Ask the Expert: Neuraxial Anesthesia in Neonates
In neonates, epidural or intrathecal delivery of neuraxial agents may be used to supplement and limit the use of general anesthesia for perioperative analgesia.
Anesthesia and analgesia have been found to reduce morbidity and mortality in newborns after surgery.1,2 Although general anesthetics have been linked to "developmentally regulated increases in perinatal apoptosis and long term deleterious behavioral changes," neuraxial anesthetics and analgesics are associated with fewer systemic adverse effects, according to a review published in Anesthesia & Analgesia.3,4
Despite findings that support the tolerability and efficacy of such agents, there is a dearth of evidence demonstrating improved clinical outcomes in neonates and infants, and there have been few assessments of their safety in terms of spinal toxicity in the early developmental period.

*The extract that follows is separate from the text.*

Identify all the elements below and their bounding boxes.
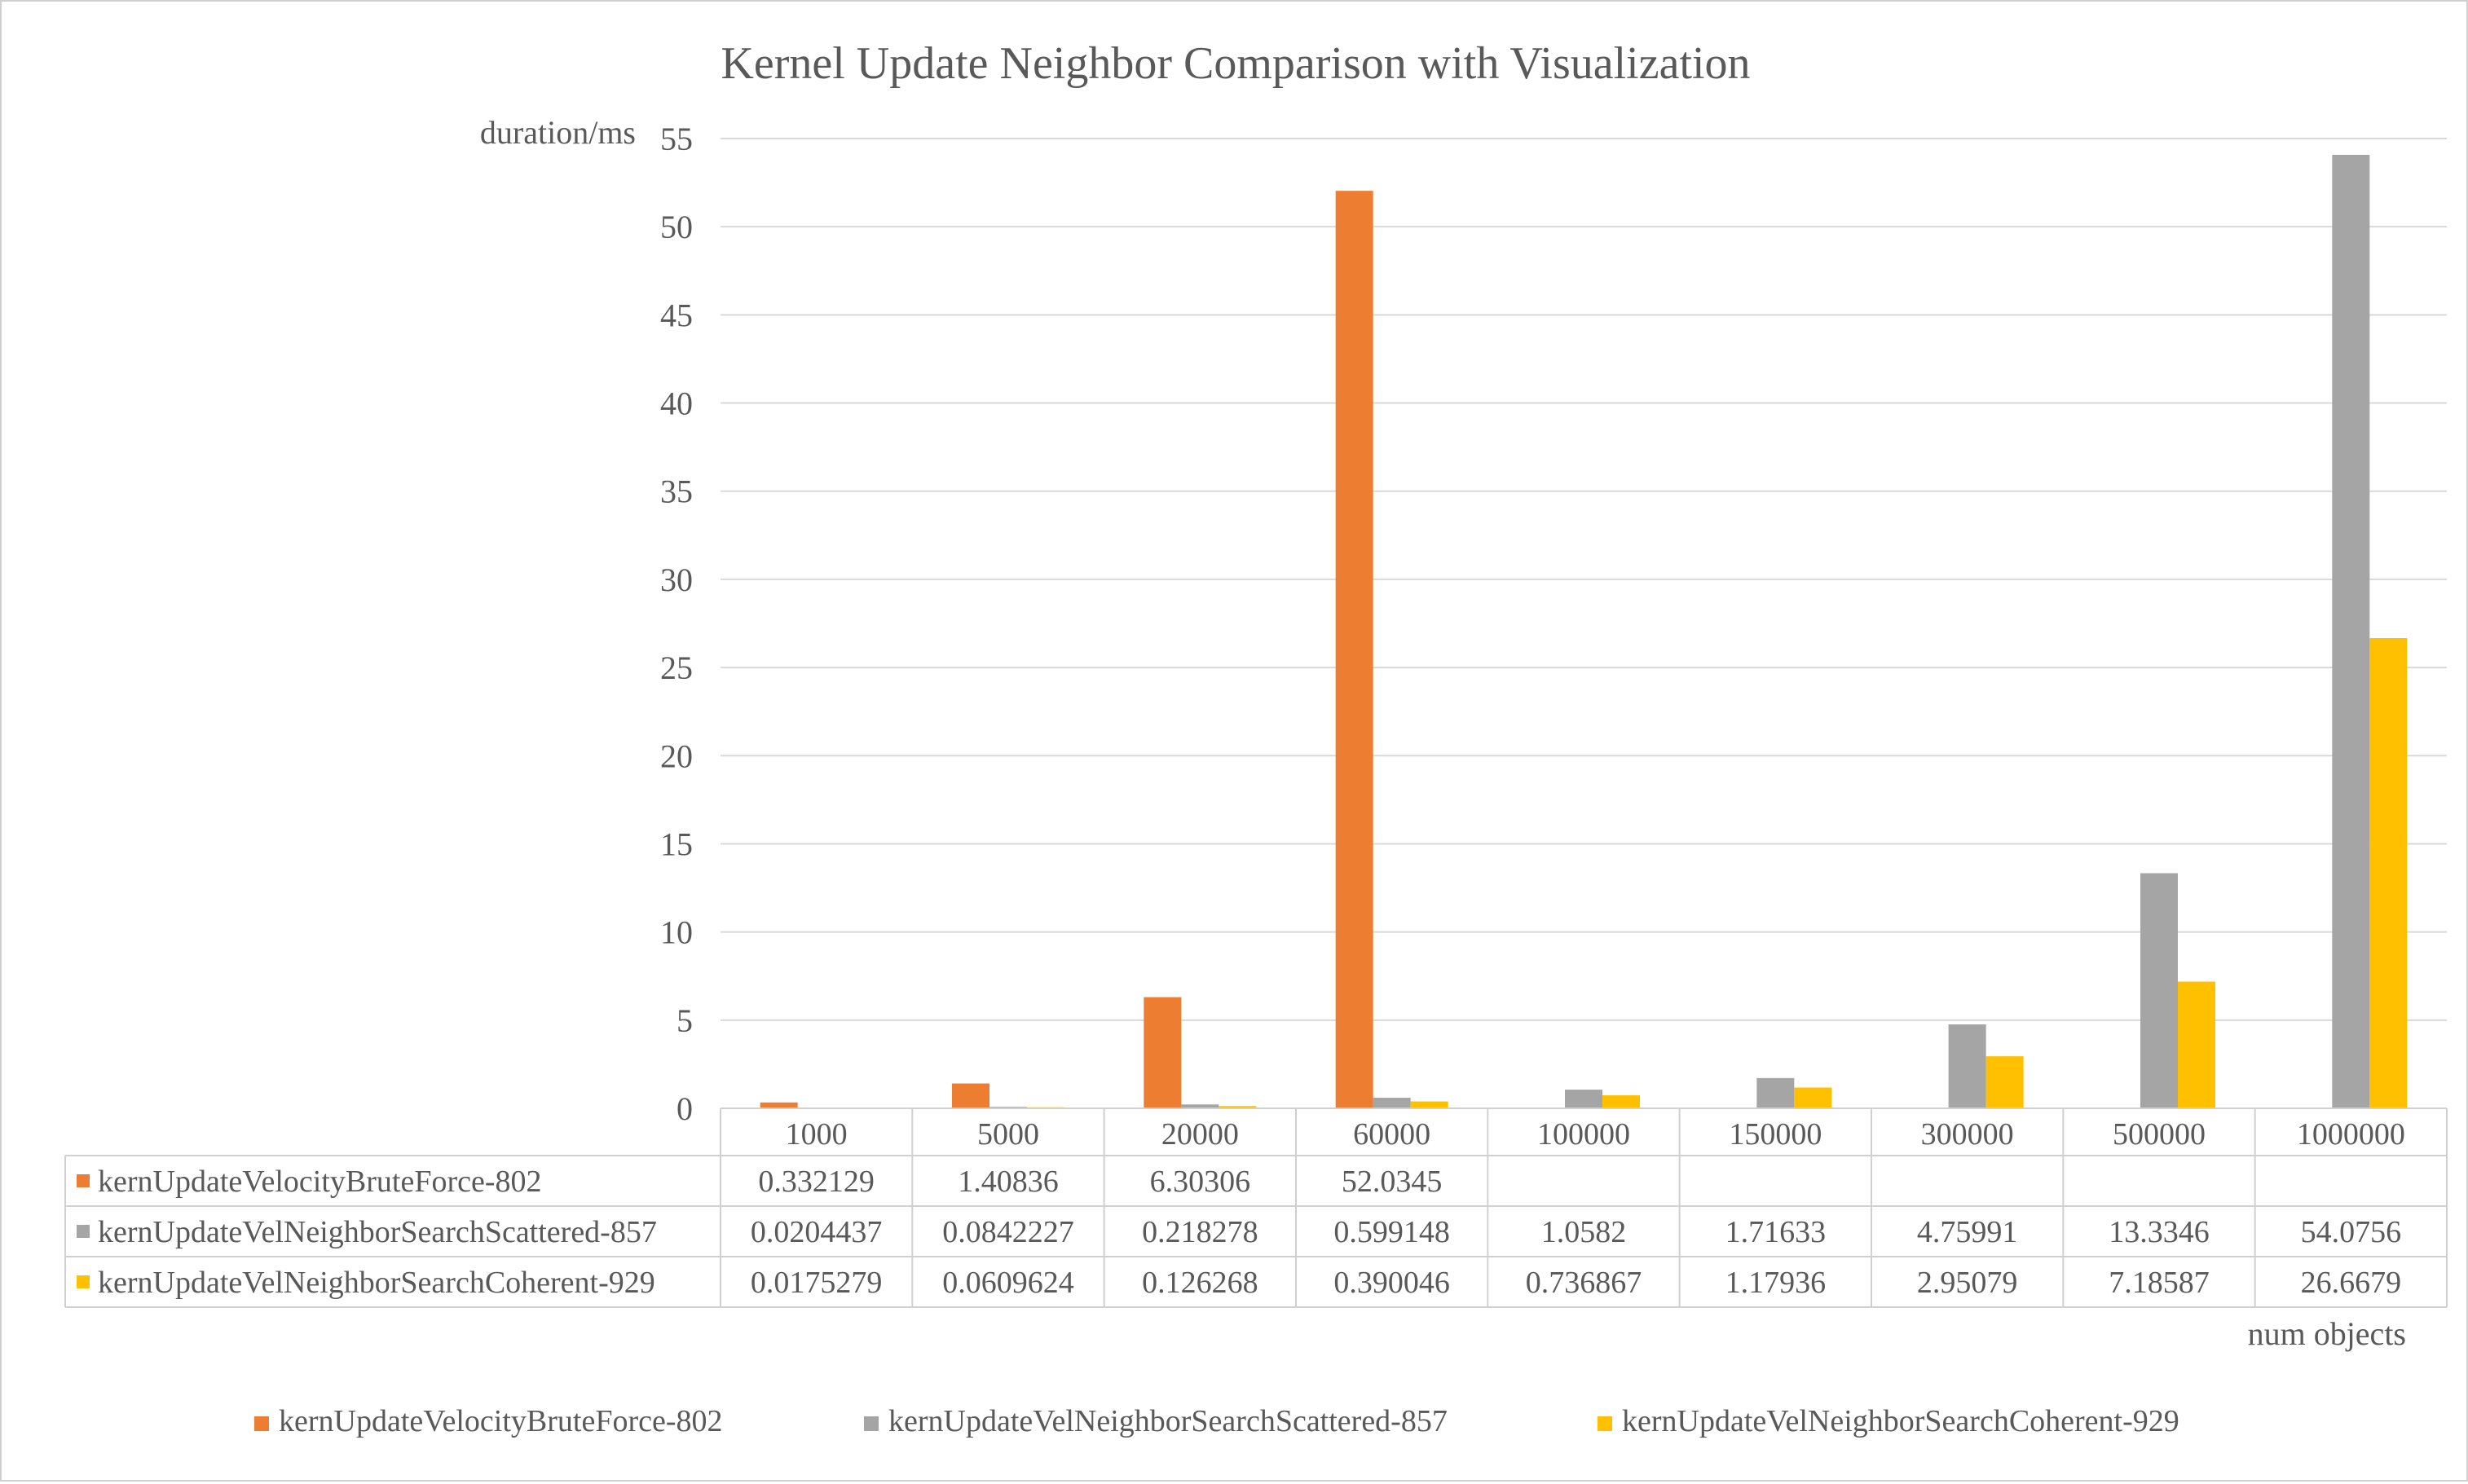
- y-tick-label: 40: [660, 385, 693, 422]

In neonates, epidural or intrathecal delivery of neuraxial agents, most commonly opioids, as well as clonidine, dexmedetomidine, ketamine, midazolam, and neostigmine, may be used to supplement and limit the use of general anesthesia for perioperative analgesia, or as a sole anesthetic for surgery of the abdomen or lower limb. A 2006 survey showed an increase in the number of central blocks performed on neonates (5.6% vs 3.4% from the previous 1994 survey) and infants <6 months (30% vs 16.5%).5 In another study, spinal anesthetics in neonates accounted for 30% of the total procedures performed at 1 center in France.6
Although the available evidence precludes firm conclusions because of insufficient data and variability in study design, reported benefits of neuraxial delivery in infants and neonates include reduced respiratory complications such as postoperative apnea, reductions in circulating stress hormones, maintenance of cardiovascular stability, reduced hospital stay, and improved surgical outcomes.7-11
While the incidence of severe complications caused by pediatric neuraxial analgesia is low, it is elevated in neonates and infants, with 0.4% vs 0.1% for neuraxial blocks in general, and 1.1% vs 0.49% for epidural blocks specifically.5,12 Another potential disadvantage of this approach is the risk for infection and neurological injury, although evidence indicating substantial rates of such events is not available.
In the 2012 review, the authors point to findings from their rodent studies in this area to illustrate that, for further advances, systematic preclinical assessments are needed regarding the comparative safety of various agents, with particular attention on "the therapeutic ratio of the neuraxially delivered agent, the developmental time of exposure to the agent, and assessment of neuropathology (apoptosis, myelination, gliosis and dendritic morphology) and long term functional outcomes." In addition, because there is no exact match between developmental phases of rodent and human neonates, preclinical models evaluating the safety of neuraxial agents should include a variety of developmental ages.
In clinical practice, when "considering the choice of spinal analgesic adjuvants, many provide similar analgesia but not all have undergone systematic evaluations of spinal toxicity, and changing practice to include only agents with the widest demonstrable safety margin can be achieved without compromising clinical care," the authors concluded.
Clinical Pain Advisor followed up with 1 of the authors of the review, Tony L. Yaksh, PhD, a professor in the Department of Anesthesiology and the Department of Pharmacology at the University of California, San Diego, to gain additional insights into this topic.
Clinical Pain Advisor: What prompted you and your coauthor to write this review?
Dr Yaksh: Newborn humans often require surgical interventions, such as for cardiac problems. There was a time in the early 1970s when it was thought that babies did not have the appropriate neural substrate for perceiving pain. Early work found that was not true and that babies, similar to adults, survived better with appropriate surgical anesthesia. So, through the early 1980s, there was an increasing utilization of general anesthesia; for example, gaseous anesthetics, injectable systemic anesthetics. In the early 1990s, there was a growing appreciation of the possibility that general anesthetics might have adverse effects on neonatal brain development. Although this effect is controversial, it has given many in neonatal anesthesiology pause for thought.
My coauthor, Suellen M. Walker, MBBS, PhD, is a pediatric anesthesiologist [at University College London] who is interested in neonatal pain and anesthesia; specifically, the role of spinal drug delivery in medicating such patients. [This] is readily achieved with a high degree of safety and has value only in that the drug effects are limited to the spinal cord. Further, the density of anesthesia and analgesia achievable by the spinal delivery of drugs is typically superior to that which can be achieved by a systemically administered drug. This all argues strongly for an increased utilization of neuraxial anesthesia.
Yet an important issue has been the question of how safe the spinal route is in the neonate. Until the work that Dr Walker and I have undertaken on neonatal safety in rats, there was no formal evaluation of spinal drug safety in the newborn. Accordingly, we had argued that proposing an increased utilization of spinal delivery in the newborn without such safety data might be an example of jumping from the frying pan into the fire. Accordingly, several years ago we initiated self-funded studies to develop the neonatal rat model.